Redistricting bills considered
The Executive Board considered four proposals regarding the Legislature’s redistricting process Feb. 14.
Currently, the Legislature is responsible for drawing new governmental boundaries every 10 years after the decennial census for districts pertaining to the U.S. House of Representatives, Legislature, Public Service Commission, University of Nebraska Board of Regents and the state Board of Education.
Redistricting will be undertaken next in 2021.
LB466, introduced by Omaha Sen. Sara Howard, would adopt the Redistricting Act. She said the bill would codify in state law the legislative resolution that guided the last redistricting process in 2011 and provide consistency going forward.
“Nebraska has never redistricted the same way twice,” Howard said.
Among other provisions, the act would require that new district maps be drawn using state-issued computer software and politically neutral criteria, including:
• equal population;
• contiguous districts;
• no political affiliation data;
• no previous voting data;
• deference to county and municipal lines when appropriate; and
• only data and demographic information obtained from the U.S. Bureau of the Census.
The Redistricting Committee of the Legislature would be required to hold at least one public hearing in each congressional district to receive input on the maps. The committee then would deliver a report on those hearings to the Legislature.
The director of the Office of Legislative Research would deliver initial versions of the maps to the Legislature, to be placed on general file no later than 15 calendar days after the director receives the federal decennial census data from the U.S. Bureau of the Census.
No changes other than corrective amendments would be allowed to the initial version of the maps. The Legislature would have three attempts to pass redistricting maps. If unsuccessful, the act provides for the governor to the call a special session within 30 days after adjournment of the regular legislative session and the redistricting committee would begin the process again.
Testifying in support of all four measures was Danielle Conrad, executive director of the ACLU of Nebraska. Taken together, she said the bills would increase citizen input, reduce partisanship and demonstrate respect for minority voting rights.
“We believe that each piece of legislation helps to ensure increased transparency,” Conrad said.
Also considered was LB253, sponsored by Omaha Sen. John McCollister, which would establish an Independent Redistricting Citizen’s Advisory Commission, to be established by Jan. 30 of each redistricting year.

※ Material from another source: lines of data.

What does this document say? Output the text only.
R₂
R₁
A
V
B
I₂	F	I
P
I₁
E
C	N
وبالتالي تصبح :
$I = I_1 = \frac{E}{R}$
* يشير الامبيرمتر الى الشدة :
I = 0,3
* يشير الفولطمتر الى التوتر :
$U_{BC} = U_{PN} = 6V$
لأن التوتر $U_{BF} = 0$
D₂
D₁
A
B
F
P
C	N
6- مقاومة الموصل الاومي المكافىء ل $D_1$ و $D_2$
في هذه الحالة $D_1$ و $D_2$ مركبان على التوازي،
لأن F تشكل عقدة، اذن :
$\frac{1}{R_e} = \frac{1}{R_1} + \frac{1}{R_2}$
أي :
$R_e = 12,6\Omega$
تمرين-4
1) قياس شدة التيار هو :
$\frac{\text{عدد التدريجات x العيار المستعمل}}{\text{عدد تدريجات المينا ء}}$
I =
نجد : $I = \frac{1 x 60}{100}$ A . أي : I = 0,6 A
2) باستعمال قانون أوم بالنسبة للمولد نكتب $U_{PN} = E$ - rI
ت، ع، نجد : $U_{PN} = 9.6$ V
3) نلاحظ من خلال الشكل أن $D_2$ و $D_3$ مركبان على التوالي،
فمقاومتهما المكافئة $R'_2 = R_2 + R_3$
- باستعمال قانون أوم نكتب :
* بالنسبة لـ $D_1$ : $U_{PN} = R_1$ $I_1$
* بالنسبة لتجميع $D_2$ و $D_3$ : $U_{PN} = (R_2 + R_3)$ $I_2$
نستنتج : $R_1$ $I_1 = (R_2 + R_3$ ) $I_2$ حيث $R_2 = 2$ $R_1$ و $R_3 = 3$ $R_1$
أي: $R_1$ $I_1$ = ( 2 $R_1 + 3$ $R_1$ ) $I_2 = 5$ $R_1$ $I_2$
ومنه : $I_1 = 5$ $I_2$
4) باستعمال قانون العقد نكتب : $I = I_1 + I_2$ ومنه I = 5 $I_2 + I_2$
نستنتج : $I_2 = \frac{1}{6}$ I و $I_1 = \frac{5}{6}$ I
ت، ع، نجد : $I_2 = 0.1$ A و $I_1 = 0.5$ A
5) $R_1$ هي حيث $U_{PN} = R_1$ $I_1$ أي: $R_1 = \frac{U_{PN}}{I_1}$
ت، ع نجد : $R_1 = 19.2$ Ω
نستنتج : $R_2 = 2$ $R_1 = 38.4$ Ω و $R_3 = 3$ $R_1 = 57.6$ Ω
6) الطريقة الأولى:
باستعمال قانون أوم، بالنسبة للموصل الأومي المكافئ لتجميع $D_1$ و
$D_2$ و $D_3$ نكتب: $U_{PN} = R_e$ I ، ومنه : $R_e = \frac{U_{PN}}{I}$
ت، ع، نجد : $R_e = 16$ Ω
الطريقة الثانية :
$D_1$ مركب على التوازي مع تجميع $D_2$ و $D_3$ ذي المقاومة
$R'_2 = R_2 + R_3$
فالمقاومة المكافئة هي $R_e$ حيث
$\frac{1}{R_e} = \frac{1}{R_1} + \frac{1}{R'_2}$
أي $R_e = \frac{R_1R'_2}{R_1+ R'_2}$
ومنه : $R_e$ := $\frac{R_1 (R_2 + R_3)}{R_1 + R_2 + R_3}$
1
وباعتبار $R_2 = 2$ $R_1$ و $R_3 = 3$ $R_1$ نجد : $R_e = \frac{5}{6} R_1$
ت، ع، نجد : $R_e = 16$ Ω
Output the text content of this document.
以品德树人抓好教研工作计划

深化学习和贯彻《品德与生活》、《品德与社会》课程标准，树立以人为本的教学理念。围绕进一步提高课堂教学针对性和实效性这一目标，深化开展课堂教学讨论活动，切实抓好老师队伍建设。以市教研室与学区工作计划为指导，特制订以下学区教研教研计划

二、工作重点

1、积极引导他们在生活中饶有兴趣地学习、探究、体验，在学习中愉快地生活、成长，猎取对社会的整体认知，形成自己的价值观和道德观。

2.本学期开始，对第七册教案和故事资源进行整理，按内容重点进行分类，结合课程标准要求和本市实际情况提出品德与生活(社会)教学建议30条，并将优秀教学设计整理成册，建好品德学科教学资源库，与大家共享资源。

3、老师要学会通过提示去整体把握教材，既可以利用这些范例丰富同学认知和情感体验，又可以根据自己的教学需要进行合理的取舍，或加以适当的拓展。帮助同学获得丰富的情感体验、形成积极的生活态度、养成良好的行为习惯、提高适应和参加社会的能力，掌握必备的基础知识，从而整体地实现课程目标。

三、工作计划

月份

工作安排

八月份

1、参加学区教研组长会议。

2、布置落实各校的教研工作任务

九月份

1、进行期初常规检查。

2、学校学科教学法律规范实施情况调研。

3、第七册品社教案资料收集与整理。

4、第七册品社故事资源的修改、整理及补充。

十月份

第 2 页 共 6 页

McCollister said the proposal would address concerns about improperly delegating legislative authority, which caused a similar bill to be vetoed by the governor in 2016.
“It’s up to the Legislature to make the final decision about the six district maps,” he said.
Each of the three legislative caucuses would appoint two people to serve on the commission, with one member from the party receiving the most votes statewide in the last general election and one member from the party receiving the second highest number of votes. Those six members would choose a chairperson who is not affiliated with any political party.
To be eligible for service on the commission, a person must be a Nebraska resident and a registered voter who, at the time of appointment, has not changed political party affiliation within the previous 24 months.
Residents registered as lobbyists within the previous 12 months, public officials, candidates for elective office and those holding a state or national political party office would not be eligible. Also ineligible would be an individual who is a relative of or employed by a member of Congress, a constitutional officer or an employee of the University of Nebraska.
The director of the Legislative Research Office would use census data to assign an ideal district population to each type of district and develop base maps for the commission to use in developing redistricting plans.
The chairperson of the Executive Board then would introduce a bill for each redistricting plan adopted by the commission within two days of delivery of the final maps. The bills would be placed directly on general file.
Within five legislative days, if any of the bills fail, do not pass or are vetoed by the governor, a new redistricting plan would be prepared.
Matt Maly, vice chairperson of the Libertarian Party of Nebraska, testified in opposition to LB253. He said the bill as written would exclude a large number of Nebraskans who are not affiliated with either the Republican or Democratic parties from participation in the commission.
“It goes against the whole idea of the bill, which is to make our democracy more strong and more fair,” he said.
Maly suggested simply changing the membership from each caucus to one person from the majority party and one who is not affiliated with that party. This would capture a broader range of Nebraskans while still fulfilling the goal of having a commission not dominated by the state’s majority party, he said.
Two other bills also were considered.
LB261, sponsored by Bennington Sen. Wendy DeBoer, would require the use of state-issued computer software to create any map that is part of the redistricting process.
LB467, sponsored by Omaha Sen. Tony Vargas, would prohibit consideration of the political affiliation of registered voters, demographic information other than population figures and results of previous elections when drawing boundaries for legislative districts. Information required by federal law or the U.S. Constitution would be exempted under the bill.
Westin Miller of Civic Nebraska testified in support of both bills, saying they would improve the integrity of—and public trust in—the redistricting process.
No opposition testimony was offered on LB466, LB261 or LB467 and the committee took no immediate action on any of the proposals.